Auto dealers play an analogous role to mortgage brokers, profiting from loans without shouldering the risk of default. Lenders frequently fail to require that borrowers’ income be verified, which makes it easier for the dealers to perpetrate fraud.
And securitization deals are structured so that losses must hit high thresholds before bond investors take a financial hit, so the investors do not have a strong incentive to demand effective fraud-prevention measures.
“It is not unlike what the mortgage industry experienced between 2003 and 2008,” PointPredictive argued in a recent report.
In a March administrative case brought by New York City’s department of consumer affairs, a Queens-based car dealership chain was accused of inflating borrowers' incomes and car values.
The city’s complaint described the experience of one woman who visited the chain, Major World, and bought a 2013 Nissan Quest. The woman earned $41,600 per year in salary and paid 46% of that amount in rent. But the loan application stated that her annual income was $76,000, and her rent was $0, according to the complaint. The loan, which carried an annual percentage rate of 23.12%, was approved.

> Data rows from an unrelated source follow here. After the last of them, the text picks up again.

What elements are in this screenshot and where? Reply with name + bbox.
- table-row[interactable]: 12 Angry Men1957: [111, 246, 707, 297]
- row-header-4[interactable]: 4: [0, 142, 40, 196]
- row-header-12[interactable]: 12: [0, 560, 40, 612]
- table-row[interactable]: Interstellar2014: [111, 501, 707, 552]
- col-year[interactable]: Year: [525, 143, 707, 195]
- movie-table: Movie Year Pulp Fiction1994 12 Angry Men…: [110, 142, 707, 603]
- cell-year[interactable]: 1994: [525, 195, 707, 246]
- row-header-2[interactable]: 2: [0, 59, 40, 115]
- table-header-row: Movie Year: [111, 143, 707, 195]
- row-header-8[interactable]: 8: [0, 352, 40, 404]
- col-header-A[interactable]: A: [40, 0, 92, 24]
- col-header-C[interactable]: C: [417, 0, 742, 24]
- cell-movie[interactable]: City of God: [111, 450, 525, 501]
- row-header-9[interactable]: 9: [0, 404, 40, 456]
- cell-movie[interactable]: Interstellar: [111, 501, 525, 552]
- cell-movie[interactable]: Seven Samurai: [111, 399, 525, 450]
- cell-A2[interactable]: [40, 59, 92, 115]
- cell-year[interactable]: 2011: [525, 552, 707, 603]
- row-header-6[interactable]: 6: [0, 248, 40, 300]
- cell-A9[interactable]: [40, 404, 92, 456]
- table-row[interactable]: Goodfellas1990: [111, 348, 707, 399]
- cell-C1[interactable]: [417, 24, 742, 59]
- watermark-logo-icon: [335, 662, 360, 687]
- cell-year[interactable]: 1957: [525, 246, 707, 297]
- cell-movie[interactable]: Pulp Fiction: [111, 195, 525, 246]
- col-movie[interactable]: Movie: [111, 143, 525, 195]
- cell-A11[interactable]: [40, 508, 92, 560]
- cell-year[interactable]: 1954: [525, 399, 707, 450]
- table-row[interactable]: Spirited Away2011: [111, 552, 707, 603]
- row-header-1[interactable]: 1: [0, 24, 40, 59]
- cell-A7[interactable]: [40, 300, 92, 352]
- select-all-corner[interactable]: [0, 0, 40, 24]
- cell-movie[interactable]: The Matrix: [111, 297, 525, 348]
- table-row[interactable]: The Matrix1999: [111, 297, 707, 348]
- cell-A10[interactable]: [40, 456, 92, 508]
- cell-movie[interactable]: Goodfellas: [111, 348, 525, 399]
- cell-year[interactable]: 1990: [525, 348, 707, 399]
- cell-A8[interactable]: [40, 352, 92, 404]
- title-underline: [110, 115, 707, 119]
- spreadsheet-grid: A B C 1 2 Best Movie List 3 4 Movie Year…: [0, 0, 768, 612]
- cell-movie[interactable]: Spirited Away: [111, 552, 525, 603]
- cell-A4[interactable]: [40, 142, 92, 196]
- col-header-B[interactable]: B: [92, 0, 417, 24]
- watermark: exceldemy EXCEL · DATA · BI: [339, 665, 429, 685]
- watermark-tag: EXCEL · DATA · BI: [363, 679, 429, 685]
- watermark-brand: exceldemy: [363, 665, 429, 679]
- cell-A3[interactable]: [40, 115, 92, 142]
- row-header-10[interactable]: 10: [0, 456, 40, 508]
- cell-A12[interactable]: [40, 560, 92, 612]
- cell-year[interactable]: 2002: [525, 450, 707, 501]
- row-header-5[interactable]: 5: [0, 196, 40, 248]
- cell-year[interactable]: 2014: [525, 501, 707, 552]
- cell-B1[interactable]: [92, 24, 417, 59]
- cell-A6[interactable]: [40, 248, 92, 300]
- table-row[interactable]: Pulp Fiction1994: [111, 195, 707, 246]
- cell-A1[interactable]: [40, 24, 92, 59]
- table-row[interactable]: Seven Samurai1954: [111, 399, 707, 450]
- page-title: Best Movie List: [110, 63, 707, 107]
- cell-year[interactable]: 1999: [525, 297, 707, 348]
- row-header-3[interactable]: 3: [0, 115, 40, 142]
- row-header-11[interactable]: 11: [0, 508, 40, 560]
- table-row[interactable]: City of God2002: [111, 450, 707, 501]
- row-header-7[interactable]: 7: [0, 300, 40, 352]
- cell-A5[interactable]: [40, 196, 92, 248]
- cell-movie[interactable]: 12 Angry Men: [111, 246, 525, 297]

Major World did not respond to requests for comment. New York City’s complaint did not identify the lender.
Some observers said that auto lenders should be doing more to ferret out patterns of misconduct in the dealerships. “It does seem that opportunities to connect the dots are not being taken,” said Peter Lane, a consumer protection lawyer in Northampton, Mass.
Other subprime auto lenders could also come into the authorities’ crosshairs. Credit Acceptance Corp., a subprime auto lender based in Southfield, Mich., has disclosed receiving demands for information from the Massachusetts attorney general’s office and from other state and federal agencies.
Joseph Cioffi, a lawyer at Davis & Gilbert LLP, said that other lenders should heed the Santander Consumer settlement.
“The lesson is that audits and controls in place are not enough,” he said in an email. “You can’t just monitor a problem. You have to take action.”